L’abbatiale de Saint-Denis et les débuts de l’architecture gothique

RETOUR AU DOSSIER

Article de Arnaud Timbert, professeur d’Histoire de l’art du Moyen Âge à l’université de Picardie Jules Verne, professeur associé de l’université polytechnique de Turin (département d’architecture et de Design), membre du Laboratoire TrAme UR4284


Dans la première moitié du XIIe siècle, plusieurs innovations techniques font évoluer l’architecture, en particulier celle des édifices religieux. Parmi ces innovations la voute d’ogives – caractéristique d’une architecture qui ne sera qualifiée de « gothique » qu’à la Renaissance –, permet d’alléger les structures porteuses, d’élever la hauteur des bâtiments et d’agrandir les ouvertures pour faire entrer la lumière. Lorsque Suger entreprend la rénovation de l’abbatiale de Saint-Denis à partir de 1135, il s’empare résolument de ces nouveautés et compose subtilement avec des éléments d’architecture traditionnels pour harmoniser l’ensemble, faisant de l’église de Saint-Denis un des premiers chefs-d’œuvre de l’art gothique, mais également un exceptionnel recueil d’architecture médiévale.
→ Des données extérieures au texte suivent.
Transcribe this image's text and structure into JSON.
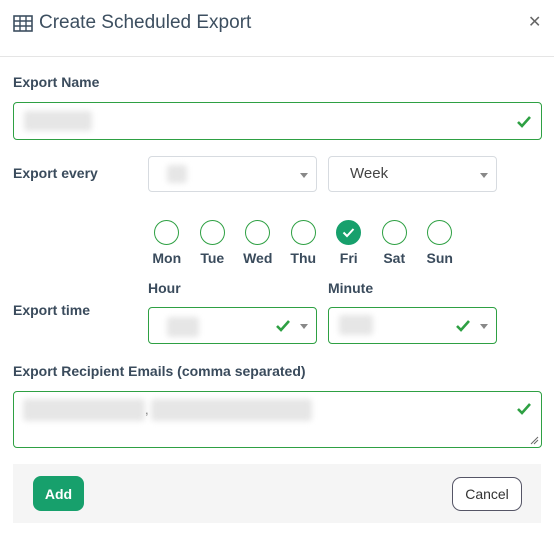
{
  "dialog": {
    "title": "Create Scheduled Export",
    "title_icon": "table-grid-icon",
    "close_icon": "close-icon"
  },
  "export_name": {
    "label": "Export Name",
    "value": "",
    "valid": true
  },
  "export_every": {
    "label": "Export every",
    "count_value": "",
    "unit_value": "Week"
  },
  "days": [
    {
      "label": "Mon",
      "selected": false
    },
    {
      "label": "Tue",
      "selected": false
    },
    {
      "label": "Wed",
      "selected": false
    },
    {
      "label": "Thu",
      "selected": false
    },
    {
      "label": "Fri",
      "selected": true
    },
    {
      "label": "Sat",
      "selected": false
    },
    {
      "label": "Sun",
      "selected": false
    }
  ],
  "export_time": {
    "label": "Export time",
    "hour_label": "Hour",
    "hour_value": "",
    "minute_label": "Minute",
    "minute_value": ""
  },
  "recipients": {
    "label": "Export Recipient Emails (comma separated)",
    "value": "",
    "separator": ","
  },
  "footer": {
    "add_label": "Add",
    "cancel_label": "Cancel"
  },
  "colors": {
    "accent": "#17a06c",
    "valid_border": "#2ea043",
    "label_text": "#3a4b5c"
  }
}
*Pour les termes techniques signalés par un astérisque, se reporter au glossaire illustré en bas de page.

Entre 1130 et 1140, l’abbé Suger (1122-1151) choisit de greffer sur la nef carolingienne de son abbatiale un massif de façade* voûté d’ogives* et structuré par des arcs brisés*. Puis, entre 1140 et 1144, il érigea un chevet* vite perçu comme la proposition aboutie d’une synthèse des moyens – technique, plastique, graphique – à disposition des bâtisseurs.
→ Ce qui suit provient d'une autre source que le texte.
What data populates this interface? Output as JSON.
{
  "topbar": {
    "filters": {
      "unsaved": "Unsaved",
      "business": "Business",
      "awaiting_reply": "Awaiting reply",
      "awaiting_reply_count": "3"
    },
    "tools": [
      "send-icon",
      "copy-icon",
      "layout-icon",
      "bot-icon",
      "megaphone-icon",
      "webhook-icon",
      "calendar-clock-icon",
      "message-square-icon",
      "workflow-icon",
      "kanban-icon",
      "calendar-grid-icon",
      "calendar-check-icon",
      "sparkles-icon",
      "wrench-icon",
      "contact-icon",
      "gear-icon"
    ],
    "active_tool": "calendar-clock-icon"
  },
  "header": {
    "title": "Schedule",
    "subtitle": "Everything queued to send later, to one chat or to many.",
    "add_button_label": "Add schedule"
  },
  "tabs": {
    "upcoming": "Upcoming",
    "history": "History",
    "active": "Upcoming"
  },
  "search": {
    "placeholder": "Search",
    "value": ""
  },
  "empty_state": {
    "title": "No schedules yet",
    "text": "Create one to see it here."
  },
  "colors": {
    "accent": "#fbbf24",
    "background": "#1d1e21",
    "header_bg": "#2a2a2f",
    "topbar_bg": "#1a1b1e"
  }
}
Basilique de Saint-Denis. Massif de façade. Photographe : Stephen Murray. Image Courtesy of the Mapping Gothic Project, Media Center for Art History. © The Trustees of Columbia University

À bien des égards ces deux réalisations ne sont pas « révolutionnaires ». Le parti du massif de façade à deux tours s’inscrit dans une tradition déjà ancienne tandis que les lieux décloisonnés du chevet (chapelles, déambulatoire* et haut vaisseau*) reproduisent un espace d’inspiration paléochrétienne. La nouveauté de Saint-Denis est plutôt dans la formulation graphique et le principe de compilation qui président à sa fabrique.

Un recours sans partage à l’ogive

En recourant au seul usage de l’ogive dans le massif de façade le maître d’œuvre a rompu avec un emploi diversifié des modes de couvrement (voûte d’arêtes*, voûte en cul-de-four*, voûte en berceau*) qui distinguaient chacune des parties comme, dans les mêmes années, le proposaient encore les concepteurs de la cathédrale de Sens ou de l’avant-nef de Cluny III.
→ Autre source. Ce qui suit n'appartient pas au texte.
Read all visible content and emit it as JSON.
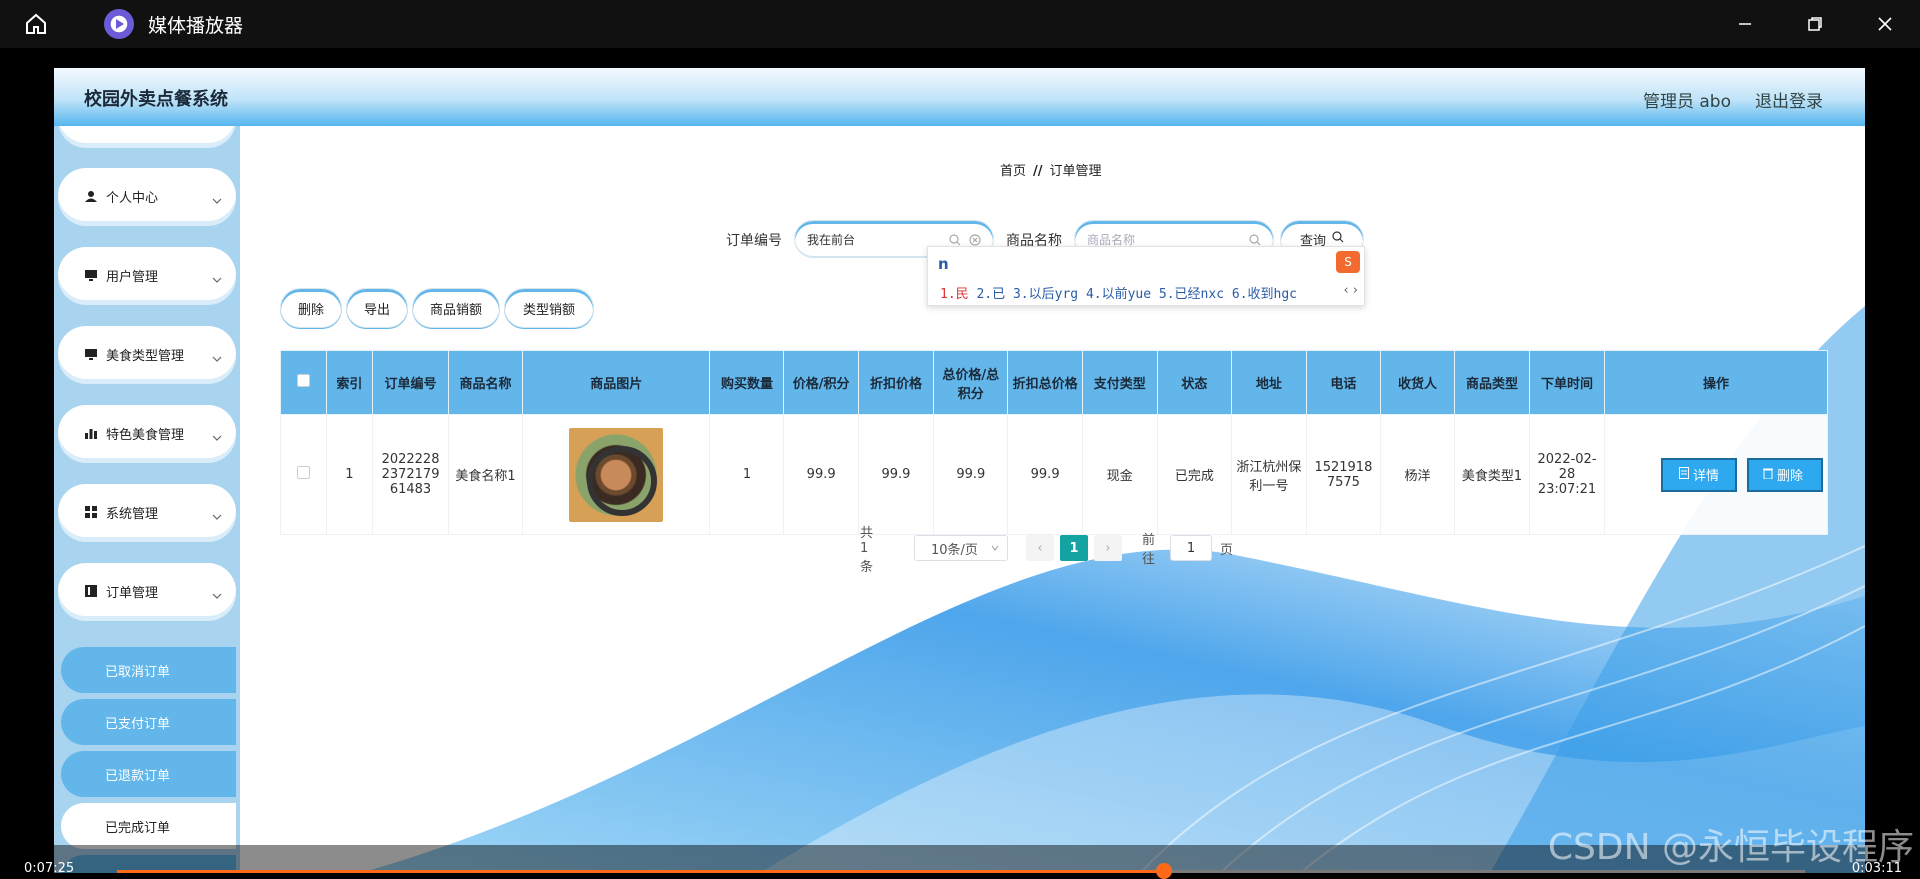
{
  "player": {
    "title": "媒体播放器",
    "time_elapsed": "0:07:25",
    "time_total": "0:03:11",
    "progress": 0.62,
    "watermark": "CSDN @永恒毕设程序"
  },
  "app": {
    "title": "校园外卖点餐系统",
    "admin_label": "管理员 abo",
    "logout": "退出登录"
  },
  "sidebar": {
    "menus": [
      {
        "label": "个人中心",
        "icon": "user-icon"
      },
      {
        "label": "用户管理",
        "icon": "monitor-icon"
      },
      {
        "label": "美食类型管理",
        "icon": "monitor-icon"
      },
      {
        "label": "特色美食管理",
        "icon": "bar-chart-icon"
      },
      {
        "label": "系统管理",
        "icon": "grid-icon"
      },
      {
        "label": "订单管理",
        "icon": "book-icon"
      }
    ],
    "submenus": [
      {
        "label": "已取消订单",
        "active": true
      },
      {
        "label": "已支付订单",
        "active": true
      },
      {
        "label": "已退款订单",
        "active": true
      },
      {
        "label": "已完成订单",
        "active": false
      }
    ]
  },
  "breadcrumb": {
    "home": "首页",
    "sep": "//",
    "current": "订单管理"
  },
  "search": {
    "order_label": "订单编号",
    "order_value": "我在前台",
    "product_label": "商品名称",
    "product_placeholder": "商品名称",
    "query_label": "查询"
  },
  "ime": {
    "input": "n",
    "candidates": [
      "1.民",
      "2.已",
      "3.以后yrg",
      "4.以前yue",
      "5.已经nxc",
      "6.收到hgc"
    ]
  },
  "actions": {
    "delete": "删除",
    "export": "导出",
    "sales_amount": "商品销额",
    "type_sales": "类型销额"
  },
  "table": {
    "headers": [
      "索引",
      "订单编号",
      "商品名称",
      "商品图片",
      "购买数量",
      "价格/积分",
      "折扣价格",
      "总价格/总积分",
      "折扣总价格",
      "支付类型",
      "状态",
      "地址",
      "电话",
      "收货人",
      "商品类型",
      "下单时间",
      "操作"
    ],
    "rows": [
      {
        "index": "1",
        "order_no": "2022228 2372179 61483",
        "product_name": "美食名称1",
        "qty": "1",
        "price": "99.9",
        "discount_price": "99.9",
        "total": "99.9",
        "discount_total": "99.9",
        "pay_type": "现金",
        "status": "已完成",
        "address": "浙江杭州保利一号",
        "phone": "15219187575",
        "receiver": "杨洋",
        "product_type": "美食类型1",
        "order_time": "2022-02-28 23:07:21",
        "detail": "详情",
        "delete": "删除"
      }
    ]
  },
  "pagination": {
    "total": "共 1 条",
    "page_size": "10条/页",
    "current": "1",
    "goto_prefix": "前往",
    "goto_value": "1",
    "goto_suffix": "页"
  },
  "colors": {
    "accent": "#62b6ea",
    "pager_active": "#14a3a0",
    "progress": "#ff6a1a"
  }
}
Doc.1 : Voûte d’arêtes, vue du dessus, obtenue à l’intersection de deux voûtes en berceau.
Doc.2 : Voûte sur croisée d’ogives, vue du dessus, obtenue à l’intersection de deux voûtes en ogives.

Le recours sans partage à l’ogive uniformisa donc subitement l’architecture et inaugura une nouvelle page de l’histoire du goût. La nécessité de repères visuels resta néanmoins inchangée. C’est pourquoi les ogives du haut vaisseau du massif de façade, reçues par des chapiteaux* implantés à 45°, présentent un profil en amande entre deux tores séparés par des gorges* tandis que les ogives des bas-côtés, sur des corbeilles* disposées orthogonalement, sont à tore entre deux tores*. Enfin, entre les bas-côtés, le haut-vaisseau et leurs travées sont lancés des arcs brisés aux profils différenciés. Grâce à ce potentiel graphique des ogives et des arcs, des transitions subtiles et des césures habiles furent créées dissociant et caractérisant chaque lieu (locus) sans briser l’unité de l’ensemble (spatium). Une culture visuelle fondée sur les mêmes principes se développa à la même période dans le massif de façade de la prieurale de Saint-Leu-d’Esserent avant de s’épanouir, durant les décennies suivantes, dans des monuments tels que les cathédrales de Senlis et de Noyon.  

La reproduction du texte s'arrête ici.